Putting Speed Control – The Speed Cake
A lot of golfers when they think speed control think about lag putting from distance when really a huge part of speed control relates to your ability to match speed to a line. Speed control is just as important at 8ft as it is at 30ft.
Every read requires a speed.
On certain putts, the ability to hit the right speed becomes the most important aspect the golfer has to master. There are many putts where you are afforded the least amount of error in speed. The slightest bit off in your speed is going to impact you more than the slightest bit off with your line or read.
So you can appreciate, training your speed control is a really important part of becoming a great putter. A nice analogy to think about how to develop great speed control is to think of a speed cake.
The Speed Cake
The foundation layer for speed control is good mechanics, you need reliable mechanics to be able to control the speed the club travels at. For example, if you don’t hit the ball out of the middle, you will lose energy through the strike, which will affect ball speed and distance. How you move your body will also affect how you move the putter and the ability to control the speed of it. For example, sudden movements with the wrist can massively impact angular speed which can often be hard to control for many golfers.

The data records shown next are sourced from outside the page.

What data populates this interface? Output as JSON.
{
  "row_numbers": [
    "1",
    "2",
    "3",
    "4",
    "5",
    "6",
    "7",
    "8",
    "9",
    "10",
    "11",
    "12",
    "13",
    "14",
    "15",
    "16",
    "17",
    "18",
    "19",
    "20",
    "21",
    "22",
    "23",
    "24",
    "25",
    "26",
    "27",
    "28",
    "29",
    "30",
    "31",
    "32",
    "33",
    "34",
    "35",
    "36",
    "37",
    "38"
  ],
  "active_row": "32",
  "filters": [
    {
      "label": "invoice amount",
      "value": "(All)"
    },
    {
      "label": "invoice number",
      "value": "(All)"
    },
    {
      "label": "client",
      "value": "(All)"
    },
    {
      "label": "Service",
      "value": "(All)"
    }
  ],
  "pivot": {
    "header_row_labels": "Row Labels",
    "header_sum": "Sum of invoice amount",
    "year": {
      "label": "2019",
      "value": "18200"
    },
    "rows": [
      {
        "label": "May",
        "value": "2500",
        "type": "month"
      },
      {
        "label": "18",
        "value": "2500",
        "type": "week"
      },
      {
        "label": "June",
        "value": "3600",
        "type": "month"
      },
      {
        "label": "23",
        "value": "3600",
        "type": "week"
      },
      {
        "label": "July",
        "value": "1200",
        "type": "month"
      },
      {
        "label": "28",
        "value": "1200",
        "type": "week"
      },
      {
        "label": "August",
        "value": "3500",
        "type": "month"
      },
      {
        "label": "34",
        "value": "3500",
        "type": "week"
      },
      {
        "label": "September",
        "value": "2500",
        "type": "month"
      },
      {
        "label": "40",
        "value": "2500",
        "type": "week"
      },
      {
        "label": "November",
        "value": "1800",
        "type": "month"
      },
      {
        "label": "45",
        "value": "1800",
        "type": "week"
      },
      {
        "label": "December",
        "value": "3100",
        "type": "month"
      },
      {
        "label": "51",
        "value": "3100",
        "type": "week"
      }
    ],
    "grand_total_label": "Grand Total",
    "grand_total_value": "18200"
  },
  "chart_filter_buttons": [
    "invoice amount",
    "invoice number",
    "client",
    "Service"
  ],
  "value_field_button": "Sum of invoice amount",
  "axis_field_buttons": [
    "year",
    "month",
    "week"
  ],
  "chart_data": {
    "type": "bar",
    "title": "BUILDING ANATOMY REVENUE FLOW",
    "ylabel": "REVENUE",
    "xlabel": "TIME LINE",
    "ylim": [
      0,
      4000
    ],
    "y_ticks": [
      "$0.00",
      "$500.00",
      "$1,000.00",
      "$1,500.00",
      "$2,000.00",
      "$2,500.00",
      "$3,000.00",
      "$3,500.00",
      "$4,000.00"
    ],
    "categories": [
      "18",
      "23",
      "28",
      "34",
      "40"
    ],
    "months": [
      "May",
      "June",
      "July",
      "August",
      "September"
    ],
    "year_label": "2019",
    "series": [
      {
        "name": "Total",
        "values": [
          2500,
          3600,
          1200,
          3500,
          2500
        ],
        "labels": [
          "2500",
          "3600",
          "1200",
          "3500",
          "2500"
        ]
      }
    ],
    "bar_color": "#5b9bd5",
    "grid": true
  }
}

The next layer in your cake is rhythm and tempo, you need good rhythm and tempo to be able to develop efficient acceleration profiles so as to build up the energy in the right way. Poor rhythm and tempo makes timing the speed you want really difficult even with good mechanics.
Then finally the icing on the cake is developing touch and feel. Once you have sound mechanics and good rhythm and tempo, then training your touch and feel to improve your intuitive sense of distance and speed is where the mastery of the skill lies.
The Intentional Speed Drill
A great exercise to help build that touch and feel is what I call the intentional speed drill.
Here I would place a Visio phantom hole on the green then attempt to hit 3 putts through the hole from a specific distance (let’s say 6 ft to start with) but each putt needs to finish a specific distance past. 1st putt needs to finish 0-1 ft past, the 2nd putt would need to be 1-2ft past and then the last putt would need to finish 2-3ft past.
The great thing about using the phantom hole is that the ball will roll through the hole so you can see a successful putt but also get feedback as to where the ball would finish in terms of distance past the hole.
Now repeat the drill but reverse or randomize the distances you attempt. Once you have done this, now change the distance of the putt (let’s say we now move to 8ft) and then repeat the process again. The drill is forcing you each time to hit a putt with a different intention and essentially hit the ball a different distance each time. Such a process is helping us to fine-tune our feel for what we are doing. Its implicitly going to help us develop a sense of which input equals which output and help us build great visuals, feel and imagination.